Toutefois, les regrets n’eurent pas le temps de l’envahir : déjà, les souvenirs de l’enfer s’imposaient, une fois de plus. La scène était aussi nette que si elle y avait assisté.
Les poumons de Lachlain s’emplissaient de feu. Jamais, pourtant, il ne faisait à ses tourmenteurs le plaisir de hurler de douleur. Il ne l’avait pas fait la première fois où il était mort, ni la deuxième ni aucune des suivantes, au fil des cent cinquante ans pendant lesquels il s’était consumé puis réveillé encore et encore. La haine seule lui permettait de ne pas perdre totalement la raison, une haine à laquelle il se cramponnait.
Il s’y cramponnait, quand les flammes s’affaiblirent. Il comprit que seule sa jambe l’empêchait de la rejoindre, elle ; il se força à en casser l’os…
Emma baissa la tête, en proie à une nausée. Il s’était cramponné à la haine jusqu’au moment où il l’avait trouvée… elle dont il avait perçu la présence à l’extérieur et qui était censée le sauver…
Alors il avait combattu la haine pour leur bien à tous les deux.
Comment s’était-il retenu de la tuer, de succomber à l’égarement et à la rage, mêlés au besoin de la faire sienne et de trouver l’oubli ? Comment s’était-il retenu de la violer sauvagement, alors que sa peau brûlait encore ?
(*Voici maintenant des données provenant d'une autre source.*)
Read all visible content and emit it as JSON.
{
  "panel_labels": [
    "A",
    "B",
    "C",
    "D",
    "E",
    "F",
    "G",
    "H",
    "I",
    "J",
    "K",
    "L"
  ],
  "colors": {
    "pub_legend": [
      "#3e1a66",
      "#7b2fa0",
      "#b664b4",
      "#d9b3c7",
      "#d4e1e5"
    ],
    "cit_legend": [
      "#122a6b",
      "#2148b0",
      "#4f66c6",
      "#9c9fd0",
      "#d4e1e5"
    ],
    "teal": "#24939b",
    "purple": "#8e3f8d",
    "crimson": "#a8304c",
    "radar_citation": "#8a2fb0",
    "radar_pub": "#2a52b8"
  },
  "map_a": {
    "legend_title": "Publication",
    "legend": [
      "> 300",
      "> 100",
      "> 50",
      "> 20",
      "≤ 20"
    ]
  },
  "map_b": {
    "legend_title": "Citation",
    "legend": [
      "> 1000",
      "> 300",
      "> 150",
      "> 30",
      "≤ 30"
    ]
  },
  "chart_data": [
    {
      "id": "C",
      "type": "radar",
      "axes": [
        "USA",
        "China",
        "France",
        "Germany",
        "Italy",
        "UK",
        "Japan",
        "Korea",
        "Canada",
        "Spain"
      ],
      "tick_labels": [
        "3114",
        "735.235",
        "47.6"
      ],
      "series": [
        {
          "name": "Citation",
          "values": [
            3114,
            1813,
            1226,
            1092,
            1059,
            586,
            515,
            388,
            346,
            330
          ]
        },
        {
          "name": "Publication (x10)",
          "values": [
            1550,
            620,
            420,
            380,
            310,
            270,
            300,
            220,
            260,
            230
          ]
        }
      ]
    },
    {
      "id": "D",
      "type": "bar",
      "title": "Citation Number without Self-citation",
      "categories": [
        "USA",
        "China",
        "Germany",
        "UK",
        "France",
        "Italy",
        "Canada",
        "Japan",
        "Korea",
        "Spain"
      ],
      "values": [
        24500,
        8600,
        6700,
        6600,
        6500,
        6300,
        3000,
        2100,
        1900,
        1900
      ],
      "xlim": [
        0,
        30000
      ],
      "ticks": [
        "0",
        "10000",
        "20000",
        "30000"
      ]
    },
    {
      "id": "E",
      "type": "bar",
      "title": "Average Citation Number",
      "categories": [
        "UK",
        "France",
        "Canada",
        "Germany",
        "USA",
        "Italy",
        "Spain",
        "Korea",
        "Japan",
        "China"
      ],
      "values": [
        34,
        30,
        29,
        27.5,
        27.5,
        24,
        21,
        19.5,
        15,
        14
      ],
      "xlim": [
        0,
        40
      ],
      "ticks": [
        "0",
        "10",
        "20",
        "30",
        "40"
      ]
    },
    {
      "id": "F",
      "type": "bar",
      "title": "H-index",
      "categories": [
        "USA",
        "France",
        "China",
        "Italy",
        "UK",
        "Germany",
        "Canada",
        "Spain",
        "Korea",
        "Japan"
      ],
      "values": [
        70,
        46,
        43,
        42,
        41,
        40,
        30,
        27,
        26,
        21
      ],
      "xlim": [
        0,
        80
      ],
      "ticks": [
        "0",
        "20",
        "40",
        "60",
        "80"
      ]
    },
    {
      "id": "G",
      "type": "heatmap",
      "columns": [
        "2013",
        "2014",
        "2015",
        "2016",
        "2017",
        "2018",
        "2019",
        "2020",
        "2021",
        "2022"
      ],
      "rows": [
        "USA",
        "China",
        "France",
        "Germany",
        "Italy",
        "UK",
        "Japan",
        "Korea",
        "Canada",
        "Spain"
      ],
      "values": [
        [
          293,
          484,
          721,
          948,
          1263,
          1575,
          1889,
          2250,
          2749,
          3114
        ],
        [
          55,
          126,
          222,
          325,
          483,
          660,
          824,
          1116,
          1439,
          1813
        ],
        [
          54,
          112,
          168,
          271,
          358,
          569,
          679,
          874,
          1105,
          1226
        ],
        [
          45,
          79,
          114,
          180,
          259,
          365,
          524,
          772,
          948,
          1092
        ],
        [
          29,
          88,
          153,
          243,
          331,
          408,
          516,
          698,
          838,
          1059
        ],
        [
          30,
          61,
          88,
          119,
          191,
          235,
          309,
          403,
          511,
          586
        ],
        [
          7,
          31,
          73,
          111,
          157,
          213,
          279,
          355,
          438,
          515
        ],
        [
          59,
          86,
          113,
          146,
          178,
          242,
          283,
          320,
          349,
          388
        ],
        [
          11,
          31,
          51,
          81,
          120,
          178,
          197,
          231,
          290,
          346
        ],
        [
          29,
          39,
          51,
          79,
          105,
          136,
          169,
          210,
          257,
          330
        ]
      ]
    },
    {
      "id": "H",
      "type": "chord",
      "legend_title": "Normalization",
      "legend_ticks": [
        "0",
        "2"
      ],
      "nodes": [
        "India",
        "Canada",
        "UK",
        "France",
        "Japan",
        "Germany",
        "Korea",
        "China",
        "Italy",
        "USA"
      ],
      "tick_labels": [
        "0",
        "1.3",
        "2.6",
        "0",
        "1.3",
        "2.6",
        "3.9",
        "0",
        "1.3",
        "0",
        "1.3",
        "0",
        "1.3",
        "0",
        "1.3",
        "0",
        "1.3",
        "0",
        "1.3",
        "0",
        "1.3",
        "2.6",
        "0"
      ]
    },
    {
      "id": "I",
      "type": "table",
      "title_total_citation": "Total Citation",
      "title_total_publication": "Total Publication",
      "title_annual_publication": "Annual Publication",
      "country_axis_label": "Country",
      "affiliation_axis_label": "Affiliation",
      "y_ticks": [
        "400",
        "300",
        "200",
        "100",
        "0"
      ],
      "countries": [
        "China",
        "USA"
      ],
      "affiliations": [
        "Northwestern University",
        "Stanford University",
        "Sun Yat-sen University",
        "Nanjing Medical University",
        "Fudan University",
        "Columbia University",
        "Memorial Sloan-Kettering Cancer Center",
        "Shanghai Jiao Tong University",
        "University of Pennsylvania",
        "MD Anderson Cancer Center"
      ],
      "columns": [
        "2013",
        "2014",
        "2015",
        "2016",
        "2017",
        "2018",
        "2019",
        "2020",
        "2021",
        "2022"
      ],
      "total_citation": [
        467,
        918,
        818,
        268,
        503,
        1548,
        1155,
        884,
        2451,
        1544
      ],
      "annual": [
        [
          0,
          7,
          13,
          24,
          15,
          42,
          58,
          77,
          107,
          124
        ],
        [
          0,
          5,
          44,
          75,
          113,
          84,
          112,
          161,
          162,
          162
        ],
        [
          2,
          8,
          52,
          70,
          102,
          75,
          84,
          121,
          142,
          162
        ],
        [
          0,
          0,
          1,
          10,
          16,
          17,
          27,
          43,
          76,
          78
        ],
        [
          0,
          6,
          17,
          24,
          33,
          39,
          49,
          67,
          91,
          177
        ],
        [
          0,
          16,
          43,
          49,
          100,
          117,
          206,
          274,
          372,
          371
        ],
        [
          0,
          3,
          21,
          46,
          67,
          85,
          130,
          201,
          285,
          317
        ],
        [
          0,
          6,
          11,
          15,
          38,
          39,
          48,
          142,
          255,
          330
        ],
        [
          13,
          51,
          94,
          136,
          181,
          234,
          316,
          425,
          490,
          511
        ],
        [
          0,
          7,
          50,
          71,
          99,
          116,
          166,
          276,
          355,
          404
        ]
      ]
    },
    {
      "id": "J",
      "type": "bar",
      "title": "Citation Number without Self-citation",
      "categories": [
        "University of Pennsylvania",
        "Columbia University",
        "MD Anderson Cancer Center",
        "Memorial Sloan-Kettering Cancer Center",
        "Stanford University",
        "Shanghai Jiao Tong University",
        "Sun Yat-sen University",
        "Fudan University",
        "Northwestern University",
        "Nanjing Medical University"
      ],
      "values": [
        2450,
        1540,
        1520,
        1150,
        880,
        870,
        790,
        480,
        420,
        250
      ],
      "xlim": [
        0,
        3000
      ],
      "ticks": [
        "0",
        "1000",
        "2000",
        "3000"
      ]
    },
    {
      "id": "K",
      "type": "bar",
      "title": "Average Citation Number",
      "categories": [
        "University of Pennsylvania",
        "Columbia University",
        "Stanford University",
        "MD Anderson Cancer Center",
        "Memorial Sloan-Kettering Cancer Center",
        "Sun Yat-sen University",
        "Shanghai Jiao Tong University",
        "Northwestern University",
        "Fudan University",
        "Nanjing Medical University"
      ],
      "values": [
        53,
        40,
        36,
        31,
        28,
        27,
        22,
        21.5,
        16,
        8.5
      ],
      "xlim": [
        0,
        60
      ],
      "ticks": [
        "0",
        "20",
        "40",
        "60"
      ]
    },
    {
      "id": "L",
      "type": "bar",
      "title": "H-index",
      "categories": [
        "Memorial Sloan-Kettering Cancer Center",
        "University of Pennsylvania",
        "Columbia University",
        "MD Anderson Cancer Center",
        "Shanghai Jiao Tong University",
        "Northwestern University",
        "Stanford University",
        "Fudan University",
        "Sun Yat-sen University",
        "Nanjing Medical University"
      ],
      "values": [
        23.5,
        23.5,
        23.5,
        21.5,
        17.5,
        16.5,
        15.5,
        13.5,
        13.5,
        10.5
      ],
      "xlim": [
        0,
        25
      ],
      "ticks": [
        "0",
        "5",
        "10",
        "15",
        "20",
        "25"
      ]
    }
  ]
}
Il ne voulait pas lui dévoiler ce qu’il avait subi. Elle comprenait enfin pourquoi. Il fallait qu’elle lui parle de ses rêves souvenirs, mais qu’aurait-elle bien pu dire de ceux-là ? Qu’ils lui étaient insupportables dans leur netteté ? Qu’elle savait enfin de quelle manière il avait été torturé et que personne n’avait sans doute jamais connu pire ?
Comment lui dire que c’était son père à elle, le responsable de cela ?
— Des parasites malfaisants, répugnants, faits pour vivre en enfer, avait-il lâché à propos de Demestriu et ses semblables.
Elle faillit vomir, mais parvint à ravaler sa salive. Lachlain n’en viendrait certainement pas à la détester à cause de ces horreurs, mais ce serait comme une brûlure, une gouttelette d’acide qui lui rongerait la peau. À jamais. Demestriu avait massacré presque toute sa famille – tous ceux qui lui étaient chers.
Maintenant qu’Emma savait ce qu’il avait subi, pourquoi il s’était juré de se venger, elle brûlait de honte d’avoir cherché à l’en dissuader.
D’autant plus qu’elle allait l’en empêcher à jamais.
Sa décision était… irrévocable. Quelques minutes plus tôt, elle gisait dans le grand vestibule de Kinevane, au beau milieu du carnage, l’esprit en proie au chaos. À présent, la fierté et le sens de l’honneur des Valkyries s’affirmaient en elle. Emma la Soumise ? Non, plus maintenant.
Même si sa détermination l’effrayait un peu, car l’Emma d’autrefois se tapissait toujours dans les tréfonds de son être. Mais la nouvelle Emma savait qu’elle pouvait s’en sortir. Et, de toute manière, elle avait tellement honte qu’elle n’y attachait pas beaucoup l’importance. Il fallait qu’elle agisse, qu’elle règle les choses avec sa maisonnée et avec Lachlain.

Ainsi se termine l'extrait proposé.